Bei Mercedes werden jetzt die Rollen vertauscht, der ewige Jäger wird zum Gejagten. Es ist die Rolle, die Lewis Hamilton – nach eigenen Angaben – am besten zu Gesichte steht. Nico Rosberg ist schon jetzt gewarnt, aber er sollte diesen größten Triumph seiner Karriere auskosten. Okay, der absolute Partytyp ist er nicht. Ihm reichen das Haus auf Ibiza, seine Frau Vivian und Töchterchen Alaia. Vielleicht noch der Gemüsegarten und das Fahrradfahren. Das gibt er auch gern zu, selbst wenn das viele für langweilig halten, inklusive Bernie Ecclestone. Aber der Formel-1-Impresario freut sich dann doch: "Einen neuen Weltmeister zu haben, ist auch nicht schlecht."
Härter geworden gegen sich und andere ist der "neue" Nico Rosberg sicher, akribischer bis hin zum Pedantentum, emanzipierter gegenüber Hamilton, dem Team und dem Rest der Formel-1-Welt. Das wird er weiter tun, Rosberg muss ja allen Zweiflern jetzt beweisen, dass er kein One-Hit-Wonder ist.
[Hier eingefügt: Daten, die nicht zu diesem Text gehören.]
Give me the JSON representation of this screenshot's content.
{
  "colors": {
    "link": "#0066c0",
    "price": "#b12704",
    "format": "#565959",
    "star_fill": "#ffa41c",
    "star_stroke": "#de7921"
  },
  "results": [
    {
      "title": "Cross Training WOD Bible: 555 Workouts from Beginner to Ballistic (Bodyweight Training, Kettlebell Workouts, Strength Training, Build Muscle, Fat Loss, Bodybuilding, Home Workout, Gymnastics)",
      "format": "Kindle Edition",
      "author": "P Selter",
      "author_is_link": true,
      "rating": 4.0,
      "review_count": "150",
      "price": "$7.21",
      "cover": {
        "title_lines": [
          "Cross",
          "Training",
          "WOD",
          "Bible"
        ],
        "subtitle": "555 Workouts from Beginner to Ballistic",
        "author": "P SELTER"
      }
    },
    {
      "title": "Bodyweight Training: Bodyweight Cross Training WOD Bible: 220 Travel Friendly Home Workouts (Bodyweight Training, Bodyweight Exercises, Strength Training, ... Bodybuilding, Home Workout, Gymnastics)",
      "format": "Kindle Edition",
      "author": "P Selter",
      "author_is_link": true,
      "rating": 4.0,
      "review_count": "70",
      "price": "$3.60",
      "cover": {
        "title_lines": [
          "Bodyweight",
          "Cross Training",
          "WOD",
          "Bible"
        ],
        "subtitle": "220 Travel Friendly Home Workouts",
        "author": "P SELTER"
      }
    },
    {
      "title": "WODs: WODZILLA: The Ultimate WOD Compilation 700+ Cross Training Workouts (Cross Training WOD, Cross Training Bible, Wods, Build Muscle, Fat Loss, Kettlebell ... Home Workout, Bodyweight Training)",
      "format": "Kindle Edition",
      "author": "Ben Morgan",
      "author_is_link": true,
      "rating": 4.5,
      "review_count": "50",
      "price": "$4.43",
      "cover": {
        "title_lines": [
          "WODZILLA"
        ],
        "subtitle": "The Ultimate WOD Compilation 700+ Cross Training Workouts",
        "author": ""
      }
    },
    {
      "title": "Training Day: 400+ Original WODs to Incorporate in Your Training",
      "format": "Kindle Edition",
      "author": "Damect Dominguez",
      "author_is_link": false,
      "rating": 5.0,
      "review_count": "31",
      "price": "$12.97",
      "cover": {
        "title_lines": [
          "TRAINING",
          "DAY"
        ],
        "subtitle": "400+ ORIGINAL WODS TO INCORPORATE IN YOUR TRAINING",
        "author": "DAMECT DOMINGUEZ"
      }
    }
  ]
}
Vom Ehrgeiz her ist Rosberg ähnlich veranlagt wie Vettel. Spannend wird es sein, zu sehen, ob bei Rosberg das gleiche passiert wie beim Heppenheimer, der na dem ersten Titel weit entspannter und erfolgreicher wurde. Über das ihm in die Wiege gelegte Talent hat der neue Champion befunden: "Es ist absolut natürlich, total automatisch für mich, schnell zu fahren, den schnellsten Weg durch die Kurven zu finden." Er legt dabei einen – im Wortsinn – eigenen Maßstab an: "Man muss sich an sich selber messen, es ist wichtig, sich selber zu hinterfragen. Und sich nicht an jemand anderes festzubeißen." Einfach ist diese Auseinandersetzung nicht: "Grübeln gehört auch dazu. Zweifel ebenfalls, die hat bestimmt jeder. Da muss man sich durchkämpfen, es in die richtige Überzeugung umwandeln." Das scheint ihm nun gelungen zu sein.
Selbst wenn er dabei den Einzelgänger geben musste. "Ich sehe den echten Nico Rosberg nur selten", sagt Mercedes-Teamchef Toto Wolff, "er trägt sein Herz nicht auf der Zunge, weil er so diszipliniert ist. Nicos Selbstdisziplin ist in diesem Jahr auf neuem Niveau. Er hat vor allem seine Coolness behalten und immer weiter gepunktet, wenn es nötig war. Darauf kommt es schließlich an."
Mit jedem Sieg ist aus dem generellen Misstrauen von Nico Rosberg mehr Selbstvertrauen gewachsen. Der nächste Prüfstandlauf ist für den 26. März 2017 in Melbourne vorgesehen – seinem Auftaktrennen als Champion in der neuen Saison.